Look closer, though, and Gasol has brought out the best in the Raptors’ attack, albeit in limited minutes. Gasol is averaging a career-high 9.3 assists per 100 possessions with Toronto, second on the team behind Kyle Lowry. The Grizzlies’ legend is an upgrade over Jonas Valanciunas, noticeably so as a fulcrum below the foul line. Gasol is dumping passes to a streaking Siakam and ping-ponging the ball from the paint to the perimeter. Toronto previously operated with two distinct offenses: a fast, assist-heavy attack with Kawhi Leonard on the bench, and a slowed, isolation driven offense with Leonard on the floor. Both were effective, and Leonard’s strength and impressive mid-range game lends itself to a deliberate pace. But the deceleration seemed to impact Toronto’s complimentary pieces, specifically Kyle Lowry. Gasol has enlivened the offense in the half court, re-engaging Lowry in the process. Toronto’s core pieces aside from Leonard have benefited greatly from the Gasol acquisition.

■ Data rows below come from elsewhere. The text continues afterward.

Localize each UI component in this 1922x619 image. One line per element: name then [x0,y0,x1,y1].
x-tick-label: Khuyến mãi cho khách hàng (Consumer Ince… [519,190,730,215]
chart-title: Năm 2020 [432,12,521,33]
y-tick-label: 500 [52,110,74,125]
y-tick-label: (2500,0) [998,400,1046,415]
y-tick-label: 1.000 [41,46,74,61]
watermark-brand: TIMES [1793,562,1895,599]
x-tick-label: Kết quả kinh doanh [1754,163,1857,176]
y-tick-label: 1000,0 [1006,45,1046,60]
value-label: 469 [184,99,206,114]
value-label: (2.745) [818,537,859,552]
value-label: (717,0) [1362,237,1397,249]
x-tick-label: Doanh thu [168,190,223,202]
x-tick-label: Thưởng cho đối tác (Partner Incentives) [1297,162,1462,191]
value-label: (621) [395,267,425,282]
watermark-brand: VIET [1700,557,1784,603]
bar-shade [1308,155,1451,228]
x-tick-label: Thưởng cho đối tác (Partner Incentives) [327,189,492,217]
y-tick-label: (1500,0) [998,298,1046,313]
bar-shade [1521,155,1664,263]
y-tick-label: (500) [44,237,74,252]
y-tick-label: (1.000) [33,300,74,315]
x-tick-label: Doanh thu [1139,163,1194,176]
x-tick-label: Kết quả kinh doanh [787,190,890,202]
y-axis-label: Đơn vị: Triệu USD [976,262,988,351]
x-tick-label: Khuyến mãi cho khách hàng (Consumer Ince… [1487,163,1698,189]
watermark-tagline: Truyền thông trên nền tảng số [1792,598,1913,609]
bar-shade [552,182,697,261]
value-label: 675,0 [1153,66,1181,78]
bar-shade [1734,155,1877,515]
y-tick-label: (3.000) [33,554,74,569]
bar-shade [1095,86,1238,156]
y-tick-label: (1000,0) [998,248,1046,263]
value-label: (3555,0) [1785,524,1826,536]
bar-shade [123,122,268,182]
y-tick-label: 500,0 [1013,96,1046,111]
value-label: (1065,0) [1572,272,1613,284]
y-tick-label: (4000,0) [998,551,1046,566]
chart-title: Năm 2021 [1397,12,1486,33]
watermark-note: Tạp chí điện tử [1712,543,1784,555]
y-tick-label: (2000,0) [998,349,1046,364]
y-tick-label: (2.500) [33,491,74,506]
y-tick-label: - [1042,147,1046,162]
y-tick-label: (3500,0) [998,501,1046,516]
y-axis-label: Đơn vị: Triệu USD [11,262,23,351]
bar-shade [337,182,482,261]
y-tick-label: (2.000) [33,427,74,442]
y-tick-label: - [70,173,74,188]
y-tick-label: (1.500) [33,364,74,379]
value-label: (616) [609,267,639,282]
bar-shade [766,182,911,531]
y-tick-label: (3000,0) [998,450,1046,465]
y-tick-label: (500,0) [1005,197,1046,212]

Gasol has experienced a marked decline in the past two seasons. The former Memphis headliner is now a complimentary piece, although one with a legitimate chance at the Finals. Kawhi Leonard will serve as Toronto’s centerpiece in April and May. Siakam and Lowry will soak up a large share of possessions. But don’t be so quick to shove Gasol to the periphery. He’s a grizzled postseason veteran, and still among the league’s top playmaking centers.

Nikola Mirotic, Bucks

There was little mystery as to how Mirotic would be deployed in Milwaukee. Like Brook Lopez, Mirotic is an ideal pick-and-pop threat with the Bucks, serving as another quality perimeter option in four-out lineups centered around Giannis Antetokounmpo. Mirotic’s spacing extends multiple feet behind the three point line. He’s No. 11 in the league in made threes from 25-29 feet, canning deep triples at the same rate as Klay Thompson and D’Angelo Russell. Every foot Mirotic steps behind the line is another foot of room for Giannis near the tin. Dedicating defensive resources to both players is increasingly difficult.

Mirotic had his best night as a Buck on Wednesday, pouring in 21 points on five threes. Mike Budenholzer created a wonderful offense in Milwaukee, maximizing the space and shooting around Giannis. Mirotic is a natural extension of that vision, and he adds another headache for teams gearing up to stop Antetokounmpo in the postseason.